Along the way the men she exploits sexually include Jimmy McCoy, Jr. (a young John Wayne, instantly recognizable even though you’re likely to react, “What’s John Wayne doing in a movie like this?”), Brody (Douglass Dumbrille), Ned Stevens (Donald Cook) – fiancé of Ann Carter (Margaret Lindsay, already “typed” as the “good girl” to the female lead’s “bad girl,” a role she’d later play opposite Bette Davis), daughter of the bank’s CEO, J. R. Carter (Henry Kolker), and eventually J. R. Carter himself. During her rake’s progress Lily has sex with Brody in the women’s restroom; Stevens catches them and threatens to fire her but Lily throws herself at him to persuade him not to. Later Carter fires Stevens for having cheated on his daughter with Lily, but Lily is able to seduce him and ultimately becomes his mistress. Only recently fired Stevens gets jealous and follows Lily to the apartment Carter is paying for, where she finds her with him and shoots first Carter and then himself. This causes a scandal that forces the bank to send Lily off to Paris to work in their French branch, and to recruit Courtland Trenholm (George Brent, second-billed even though he’s only in the last 20 minutes or so), grandson of the bank’s founder, to take over as CEO. Only Courtland has to go to Paris on bank business, and Lily goes after him, eventually getting him to marry her – which back home in New York sparks a scandal that starts a run on the bank, rendering it insolvent almost overnight. Courtland and Lily return home and Courtland is arrested for bank fraud and tells Lily he needs $500,000 to keep himself out of prison. When she refuses to give back all the bonds, jewelry and other items he and her previous paramours had bestowed on her, Courtland shoots himself, but in a scene obviously tacked on to satisfy the censors he’s merely wounded, not dead, and Lily turns up in the ambulance taking him to the hospital and pledging to remain faithful to him both financially and sexually.

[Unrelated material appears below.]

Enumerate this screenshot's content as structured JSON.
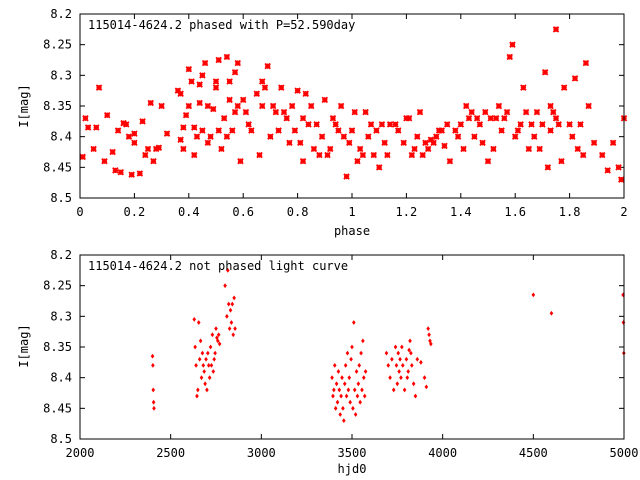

Baby Face exists in two separate versions, an original, rediscovered in 2004 – the one TCM showed last night – and a heavily censored version released in June 1933 which featured an even tackier ending in which Lily and Courtland retreat to the small town where she grew up and he takes a job in the factory, ending up poor but honest instead of rich and licentious. It also changed Cragg’s advice to Lily just before she leaves the small town to be more “moral.” Barbara Stanwyck liked the script because it gave her the chance to be more “glamorous” and wear height-of-fashion clothes and jewels, though she also insisted on a script rewrite that established her father had been pimping her out all along, so she was used to being exploited sexually and saw her New York exploits as turning the tables on the male gender. I liked Baby Face a bit better than I had the last time, but it still seems a fundamentally exploitative movie and hardly in the same league as its admitted model, MGM’s Red-Headed Woman (1932), with Jean Harlow playing essentially the same character Stanwyck plays here but playing her for laughs.